O encontro foi inaugurado pelo secretário-geral das Relações Exteriores brasileiro, Samuel Pinheiro Guimarães, e pelo cônsul-geral de Cuba no Brasil, Carlos Trejo, entre outras autoridades.
Em declarações à Agência Efe, Guimarães considerou o ato “muito importante, devido à quantidade de centrais de trabalhadores que reúne” e porque “permite um melhor ajuste entre os diferentes movimentos operários de diferentes países”.
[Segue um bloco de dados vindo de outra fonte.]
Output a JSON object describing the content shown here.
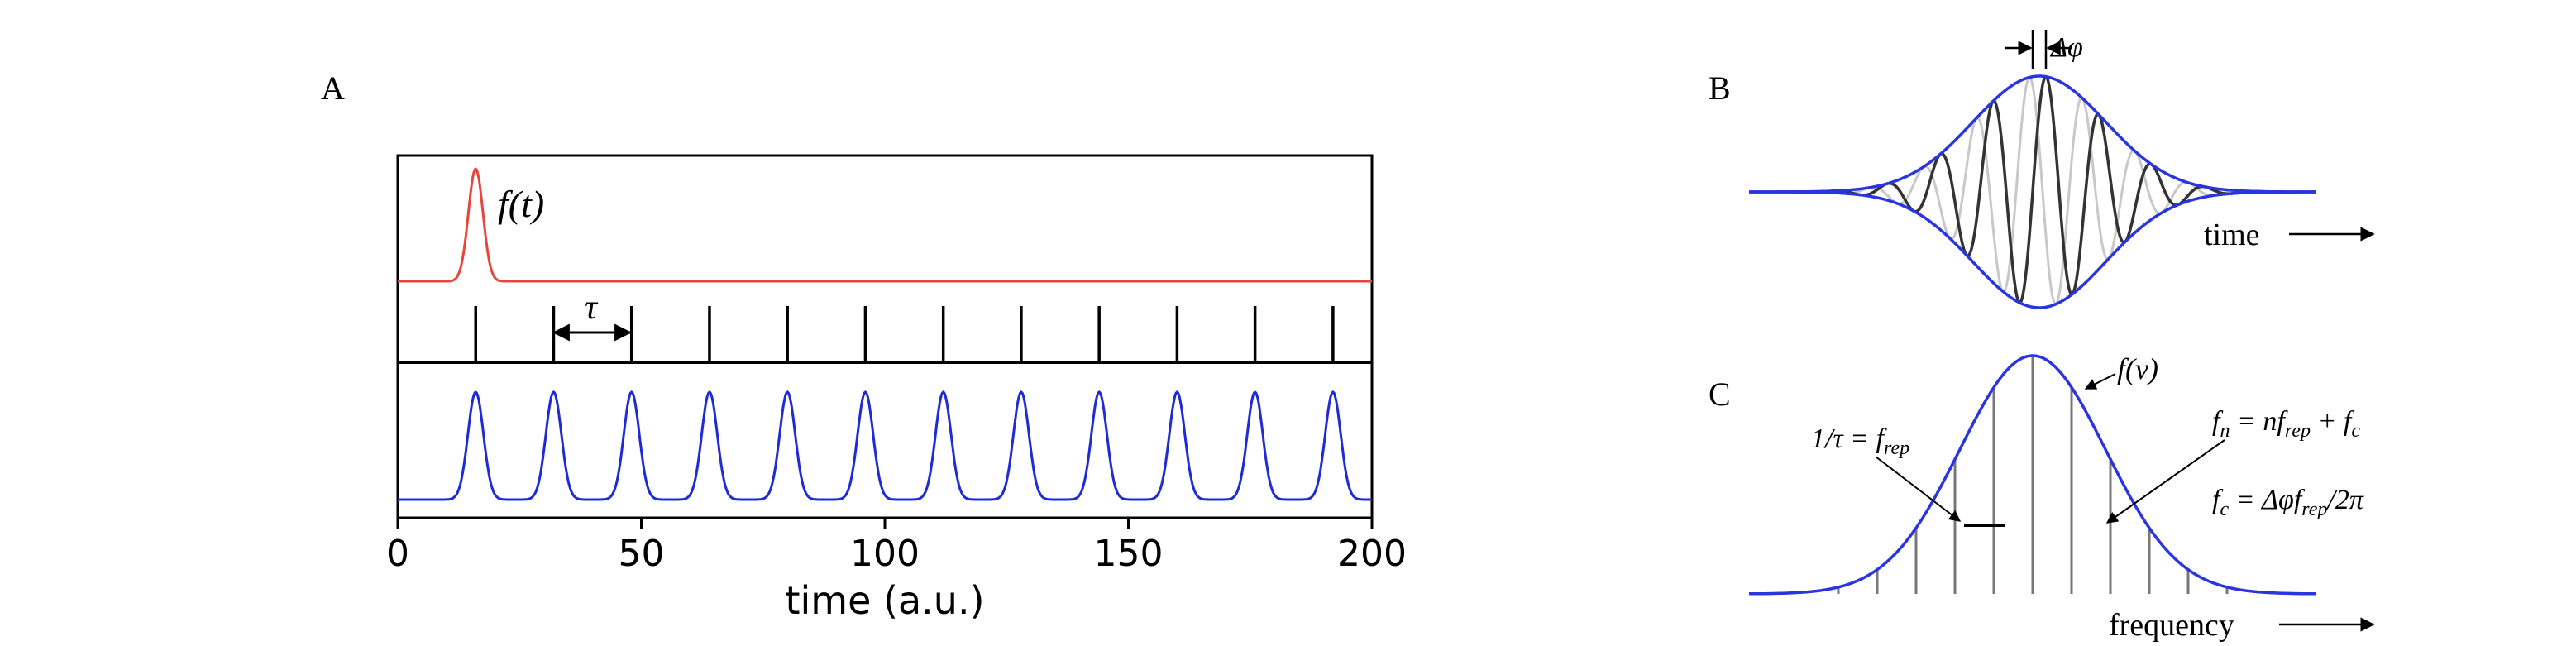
{
  "panels": {
    "a": {
      "label": "A",
      "pulse_label": "f(t)",
      "tau_label": "τ",
      "xlabel": "time (a.u.)",
      "xticks": [
        0,
        50,
        100,
        150,
        200
      ],
      "xlim": [
        0,
        200
      ],
      "first_pulse_time": 16,
      "pulse_period": 16,
      "pulse_count": 12,
      "colors": {
        "pulse": "#e8463a",
        "train": "#1f2bd6",
        "comb": "#000000"
      }
    },
    "b": {
      "label": "B",
      "phase_label": "Δφ",
      "time_label": "time",
      "colors": {
        "envelope": "#2a35e0",
        "carrier": "#333333",
        "carrier_ghost": "#c8c8c8"
      }
    },
    "c": {
      "label": "C",
      "spectrum_label": "f(ν)",
      "rep_label": "1/τ = f",
      "rep_sub": "rep",
      "fn_text": "f",
      "fn_sub": "n",
      "fn_eq": " = nf",
      "fn_sub2": "rep",
      "fn_tail": " + f",
      "fn_sub3": "c",
      "fc_text": "f",
      "fc_sub": "c",
      "fc_eq": " = Δφf",
      "fc_sub2": "rep",
      "fc_tail": "/2π",
      "freq_label": "frequency",
      "colors": {
        "envelope": "#2a35e0",
        "lines": "#777777"
      }
    }
  }
}
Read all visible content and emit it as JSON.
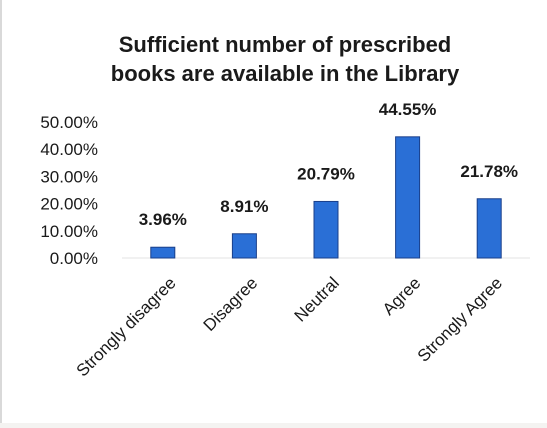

“Não há necessidade que saiam resultados concretos, mas um entendimento maior e, eventualmente, programas de cooperação e informação”, acrescentou.
Os sindicalistas analisarão três fatos fundamentais: a crise do capitalismo e a unidade da classe trabalhadora, a integração do movimento sindical e dos trabalhadores do continente, e ações e desafios do movimento sindical.
A integração do movimento sindical na região será debatida amanhã pelo sociólogo brasileiro Emir Sader, em representação do Conselho Latino-americano de Ciências Sociais (Clacso), e pela cubana Lourdes Regueiro, do Centro de Estudos da América.
Também na quarta-feira, o argentino Julio Gambina, do Clacso; o brasileiro Marcio Pochmann, do Instituto de Pesquisa Econômica Aplicada (Ipea); e Martha Martínez, da Federação Sindical Mundial (FSM), debaterão sobre a crise.
Os novos desafios do sindicalismo serão abordados na quinta-feira como uma “resposta dos trabalhadores às ações antidemocráticas no continente” e em “apoio aos movimentos de solidariedade e às mudanças políticas e sociais”.
A edição de São Paulo é a segunda do Encontro Sindical Nossa América, após a realizada em Quito, em maio de 2008.